When I was in 8th grade, we had to run a timed mile.
It was 90 degrees outside, and I had never run before in my life. I got four laps into the 16-lap mile when the feeling of physical nausea and mental panic descended.
As the vomit was rising in my throat, the voices in my head were screaming at me—saying that if I stopped, I was a failure. I forced myself to finish the mile, behind the majority of my class, and then I threw up. In that moment, I decided that I wasn’t a good enough runner to run.
I would do yoga, zumba, hiking, kick-boxing, weight training or pilates, but not running. Never running. I felt I wasn’t “allowed” to run, unless I was certain that I could do it fast enough and well enough. I was jealous of my friends who were runners.
And then one day, I was in another city and didn’t have access to a gym, a mountain or exercise classes, but I wanted the endorphins of physical activity. I begrudgingly borrowed sneakers and set out on a run around the city.
I ran through the shopping district and through quaint little neighborhoods. I ran by the water as the sun was setting. I stepped over sleeping dogs who were tied to light posts by their owners in nearby restaurants. I dodged teenagers skateboarding down the sidewalk. I began smiling at everyone I passed—I felt part of their world for a brief moment. I began to feel more a part of the city and involved in my surroundings.

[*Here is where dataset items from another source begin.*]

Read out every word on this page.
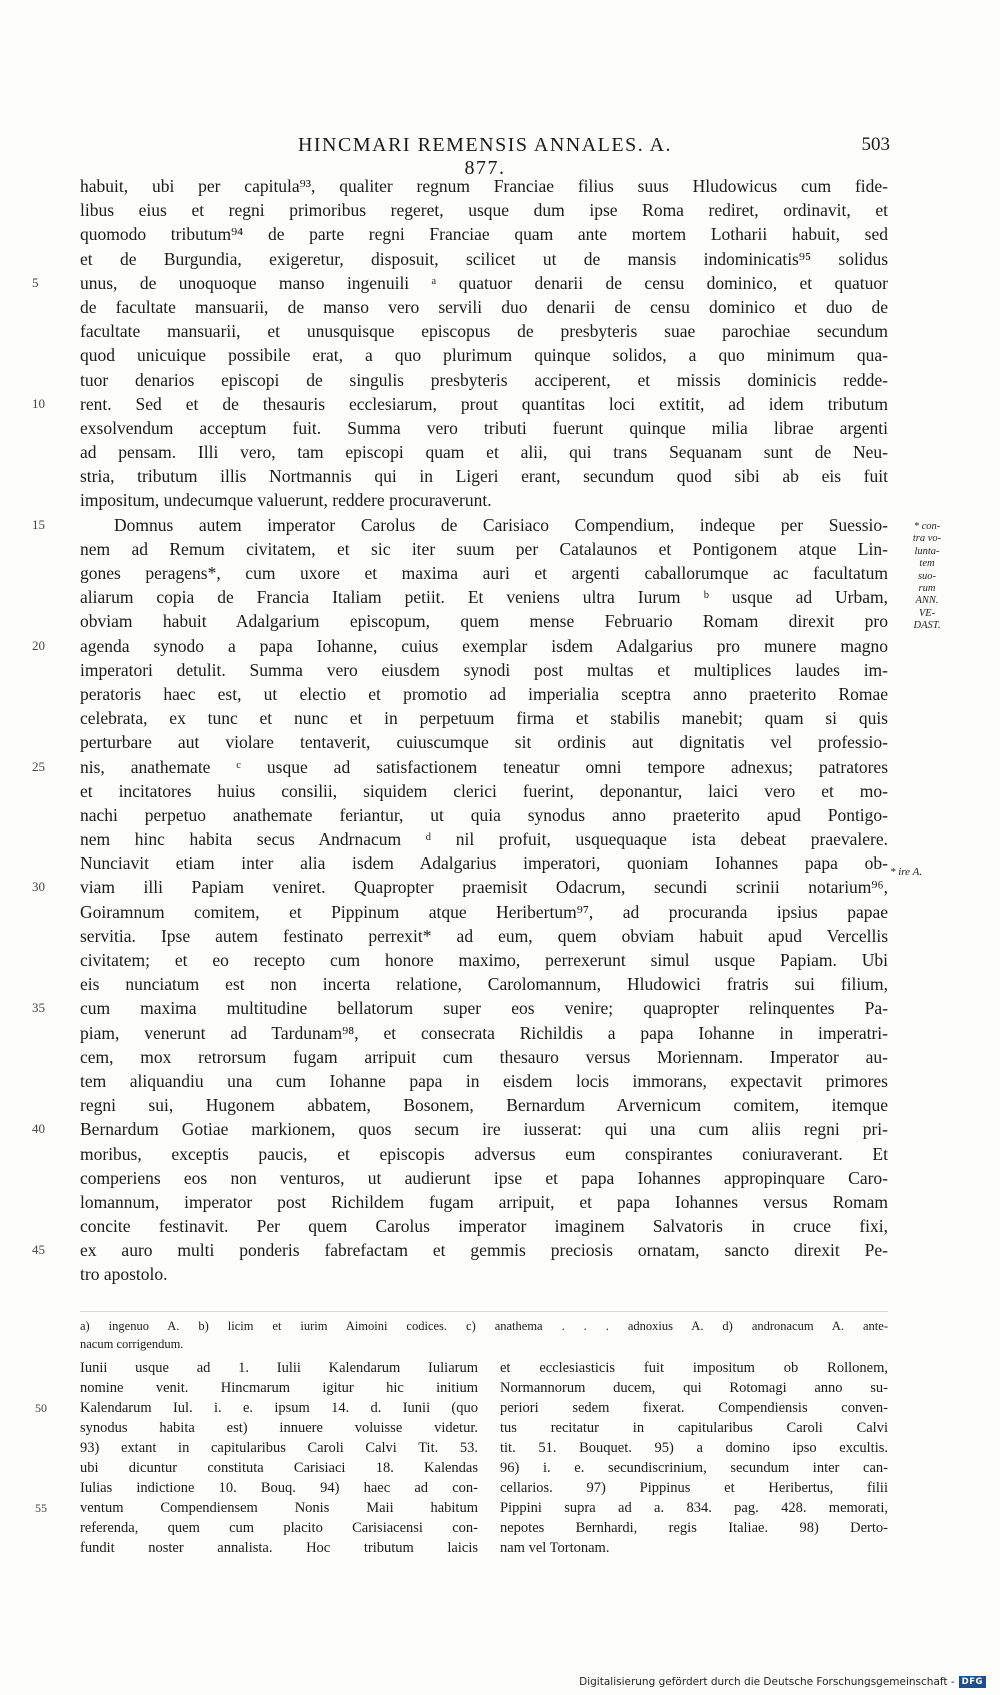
HINCMARI REMENSIS ANNALES. A. 877.
503
habuit, ubi per capitula⁹³, qualiter regnum Franciae filius suus Hludowicus cum fide-
libus eius et regni primoribus regeret, usque dum ipse Roma rediret, ordinavit, et
quomodo tributum⁹⁴ de parte regni Franciae quam ante mortem Lotharii habuit, sed
et de Burgundia, exigeretur, disposuit, scilicet ut de mansis indominicatis⁹⁵ solidus
unus, de unoquoque manso ingenuili ᵃ quatuor denarii de censu dominico, et quatuor
5
de facultate mansuarii, de manso vero servili duo denarii de censu dominico et duo de
facultate mansuarii, et unusquisque episcopus de presbyteris suae parochiae secundum
quod unicuique possibile erat, a quo plurimum quinque solidos, a quo minimum qua-
tuor denarios episcopi de singulis presbyteris acciperent, et missis dominicis redde-
rent. Sed et de thesauris ecclesiarum, prout quantitas loci extitit, ad idem tributum
10
exsolvendum acceptum fuit. Summa vero tributi fuerunt quinque milia librae argenti
ad pensam. Illi vero, tam episcopi quam et alii, qui trans Sequanam sunt de Neu-
stria, tributum illis Nortmannis qui in Ligeri erant, secundum quod sibi ab eis fuit
impositum, undecumque valuerunt, reddere procuraverunt.
Domnus autem imperator Carolus de Carisiaco Compendium, indeque per Suessio-
15
nem ad Remum civitatem, et sic iter suum per Catalaunos et Pontigonem atque Lin-
gones peragens*, cum uxore et maxima auri et argenti caballorumque ac facultatum
aliarum copia de Francia Italiam petiit. Et veniens ultra Iurum ᵇ usque ad Urbam,
obviam habuit Adalgarium episcopum, quem mense Februario Romam direxit pro
agenda synodo a papa Iohanne, cuius exemplar isdem Adalgarius pro munere magno
20
imperatori detulit. Summa vero eiusdem synodi post multas et multiplices laudes im-
peratoris haec est, ut electio et promotio ad imperialia sceptra anno praeterito Romae
celebrata, ex tunc et nunc et in perpetuum firma et stabilis manebit; quam si quis
perturbare aut violare tentaverit, cuiuscumque sit ordinis aut dignitatis vel professio-
nis, anathemate ᶜ usque ad satisfactionem teneatur omni tempore adnexus; patratores
25
et incitatores huius consilii, siquidem clerici fuerint, deponantur, laici vero et mo-
nachi perpetuo anathemate feriantur, ut quia synodus anno praeterito apud Pontigo-
nem hinc habita secus Andrnacum ᵈ nil profuit, usquequaque ista debeat praevalere.
Nunciavit etiam inter alia isdem Adalgarius imperatori, quoniam Iohannes papa ob-
viam illi Papiam veniret. Quapropter praemisit Odacrum, secundi scrinii notarium⁹⁶,
30
Goiramnum comitem, et Pippinum atque Heribertum⁹⁷, ad procuranda ipsius papae
servitia. Ipse autem festinato perrexit* ad eum, quem obviam habuit apud Vercellis
civitatem; et eo recepto cum honore maximo, perrexerunt simul usque Papiam. Ubi
eis nunciatum est non incerta relatione, Carolomannum, Hludowici fratris sui filium,
cum maxima multitudine bellatorum super eos venire; quapropter relinquentes Pa-
35
piam, venerunt ad Tardunam⁹⁸, et consecrata Richildis a papa Iohanne in imperatri-
cem, mox retrorsum fugam arripuit cum thesauro versus Moriennam. Imperator au-
tem aliquandiu una cum Iohanne papa in eisdem locis immorans, expectavit primores
regni sui, Hugonem abbatem, Bosonem, Bernardum Arvernicum comitem, itemque
Bernardum Gotiae markionem, quos secum ire iusserat: qui una cum aliis regni pri-
40
moribus, exceptis paucis, et episcopis adversus eum conspirantes coniuraverant. Et
comperiens eos non venturos, ut audierunt ipse et papa Iohannes appropinquare Caro-
lomannum, imperator post Richildem fugam arripuit, et papa Iohannes versus Romam
concite festinavit. Per quem Carolus imperator imaginem Salvatoris in cruce fixi,
ex auro multi ponderis fabrefactam et gemmis preciosis ornatam, sancto direxit Pe-
45
tro apostolo.
* con-
tra vo-
lunta-
tem
suo-
rum
ANN.
VE-
DAST.
* ire A.
a) ingenuo A. b) licim et iurim Aimoini codices. c) anathema . . . adnoxius A. d) andronacum A. ante-
nacum corrigendum.
Iunii usque ad 1. Iulii Kalendarum Iuliarum
nomine venit. Hincmarum igitur hic initium
Kalendarum Iul. i. e. ipsum 14. d. Iunii (quo
50
synodus habita est) innuere voluisse videtur.
93) extant in capitularibus Caroli Calvi Tit. 53.
ubi dicuntur constituta Carisiaci 18. Kalendas
Iulias indictione 10. Bouq. 94) haec ad con-
ventum Compendiensem Nonis Maii habitum
55
referenda, quem cum placito Carisiacensi con-
fundit noster annalista. Hoc tributum laicis
et ecclesiasticis fuit impositum ob Rollonem,
Normannorum ducem, qui Rotomagi anno su-
periori sedem fixerat. Compendiensis conven-
tus recitatur in capitularibus Caroli Calvi
tit. 51. Bouquet. 95) a domino ipso excultis.
96) i. e. secundiscrinium, secundum inter can-
cellarios. 97) Pippinus et Heribertus, filii
Pippini supra ad a. 834. pag. 428. memorati,
nepotes Bernhardi, regis Italiae. 98) Derto-
nam vel Tortonam.
Digitalisierung gefördert durch die Deutsche Forschungsgemeinschaft - DFG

I loved it so much that I didn’t even realize what pace I ran at. I realized that I’m allowed to run, even if I’m terrible at it. That I don’t have to prove anything by running. That I can run for the hell of it. That I was a runner simply because I ran.
Now, I run half-marathons. Runner-me really likes running and doesn’t compare my running to anyone else’s. Runner-me sometimes still feels that rising sensation of nausea when I run, but runner-me allows myself to stop and doesn’t make stopping mean anything about how strong or determined I am.
Runner-me doesn’t use running to prove anything to anyone, but to be grateful for my body’s ability to move through the world. Runner-me never uses running as self-punishment, but as a loving practice to expand my awareness of my surroundings. Runner-me sometimes runs slower than I think I should, but doesn’t pay mind to judgements about what running should be like. Runner-me stays connected to the feelings in my body as I run rather than trying to conquer them.
Runner-me still doesn’t run very fast. Most of my 8th grade class would still outrun runner-me. So while I haven’t yet achieved an 8-minute mile, I have learned to honor my body, release comparison and self-judgement and accept wherever I’m at.
I’ve realized that if I limit myself to only doing what I’m good at, I seriously restrict my potential for joy and exploration. When we give ourselves permission to do even the things we suck at, we open ourselves to a world of new experiences.